CEBU – Rescuers in helicopters and boats were on Saturday desperately searching for nearly 300 people missing after a ferry sank in the Philippines, with at least 24 already confirmed killed.
The MV Thomas Aquinas ferry was carrying 870 passengers and crew when it collided with the cargo ship MV Sulpicio Express 7 on Friday night in calm waters near the port of Cebu, the Philippines' second biggest city, authorities said.
While 572 people had been rescued by Saturday morning, 24 bodies had been retrieved and 274 were still unaccounted for, Rear Admiral Luis Tuason, vice commandant of the Philippine coastguard, told AFP.
The accident occurred around 9:00 p.m. (1300 GMT) in the mouth of a narrow strait leading into the port between two and three kilometers (1.2-1.8 miles) from shore, authorities said.
"They are using search lights to scan the waters, but still there is a possibility you can miss those floating at sea," Joy Villages, an official at the coastguard's public affairs office headquarters in Manila, told Agence France-Presse before dawn on Saturday.
"Rescuers are trying to get to all of them."
Tuason then told DZMM radio just after sunrise there were hopes that some of the missing had been picked up by fishermen who had joined in the rescue effort, or were floating on life rafts.
But he said he expected the death toll would climb substantially.
"Yes, that will still be a big number," he said.
"Passengers jumped over board after the ferry listed but it was too dark and that made it difficult to find people in the water," Tuason said.

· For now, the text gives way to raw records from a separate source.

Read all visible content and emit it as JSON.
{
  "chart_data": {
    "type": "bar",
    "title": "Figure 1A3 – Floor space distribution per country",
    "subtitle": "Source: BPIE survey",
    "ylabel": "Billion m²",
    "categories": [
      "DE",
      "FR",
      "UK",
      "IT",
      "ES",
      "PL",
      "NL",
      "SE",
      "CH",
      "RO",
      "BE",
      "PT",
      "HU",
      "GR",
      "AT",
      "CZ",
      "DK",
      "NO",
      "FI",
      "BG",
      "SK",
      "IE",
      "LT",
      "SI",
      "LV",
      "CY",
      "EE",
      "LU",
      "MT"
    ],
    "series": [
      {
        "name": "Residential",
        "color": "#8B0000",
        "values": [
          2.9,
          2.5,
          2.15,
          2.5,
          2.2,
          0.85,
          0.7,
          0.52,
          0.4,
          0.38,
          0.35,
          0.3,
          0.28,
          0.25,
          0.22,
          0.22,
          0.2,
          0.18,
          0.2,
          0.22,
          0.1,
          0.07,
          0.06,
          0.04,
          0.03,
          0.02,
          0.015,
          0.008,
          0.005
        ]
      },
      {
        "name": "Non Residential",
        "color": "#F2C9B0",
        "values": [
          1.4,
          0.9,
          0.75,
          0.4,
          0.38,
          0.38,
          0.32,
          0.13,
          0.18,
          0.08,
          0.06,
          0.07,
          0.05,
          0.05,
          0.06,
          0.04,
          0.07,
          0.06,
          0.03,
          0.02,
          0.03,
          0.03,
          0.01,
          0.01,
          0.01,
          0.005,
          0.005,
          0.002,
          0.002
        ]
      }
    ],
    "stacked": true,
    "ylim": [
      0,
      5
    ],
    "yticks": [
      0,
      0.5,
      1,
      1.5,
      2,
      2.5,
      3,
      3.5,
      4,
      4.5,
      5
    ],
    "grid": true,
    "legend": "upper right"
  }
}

"We are planning to deploy (Philippine) Air Force choppers so there can be an aerial survey so we can find those still on the life rafts."
The 40-year-old ferry St Thomas of Aquinas of the 2Go shipping company is allowed to carry up to 904 passengers.
Tuason said the cargo vessel Sulpicio 7 was on its way to Davao when it collided with the ferry from Mindanao, which was supposed to pick up more passengers in Cebu before proceeding to Manila.
Rachel Capuno, a security officer for the ferry's owners, told Cebu radio station DYSS that the vessel was sailing into port when it collided head-on with the cargo ship.
"The impact was very strong," she said, adding that the ferry sank within 30 minutes of the collision.
Cebu coastguard commander Weniel Azcuna told reporters the cargo ship, Sulpicio Express 7, had 36 crew members on board, but it did not sink.
Coastguard public affairs officer Villages said the Thomas Aquinas was a "roll-on, roll-off" ferry that allows vehicles to be driven aboard and is commonly used in the Philippines.
Details on the cargo ship were not immediately available.
Ferries are one of the main modes of transport across the archipelago of more than 7,100 islands, particularly for the millions of people too poor to fly.
But sea accidents are common, with poor safety standards, lax enforcement and overloading typically to blame.
The world's deadliest peacetime maritime disaster occurred near the capital, Manila, in 1987 when ferry Dona Paz laden with Christmas holidaymakers sank after colliding with the tanker Vector in the Sibuyan Sea, killing 4,375 on the ferry and 11 of the Vector's 13-man crew.
In 2008, a huge ferry capsized during a typhoon off the central island of Sibuyan, leaving almost 800 dead.
In June, seven people died when another roll-on, roll-off ferry mysteriously sank in calm waters in the central Philippines.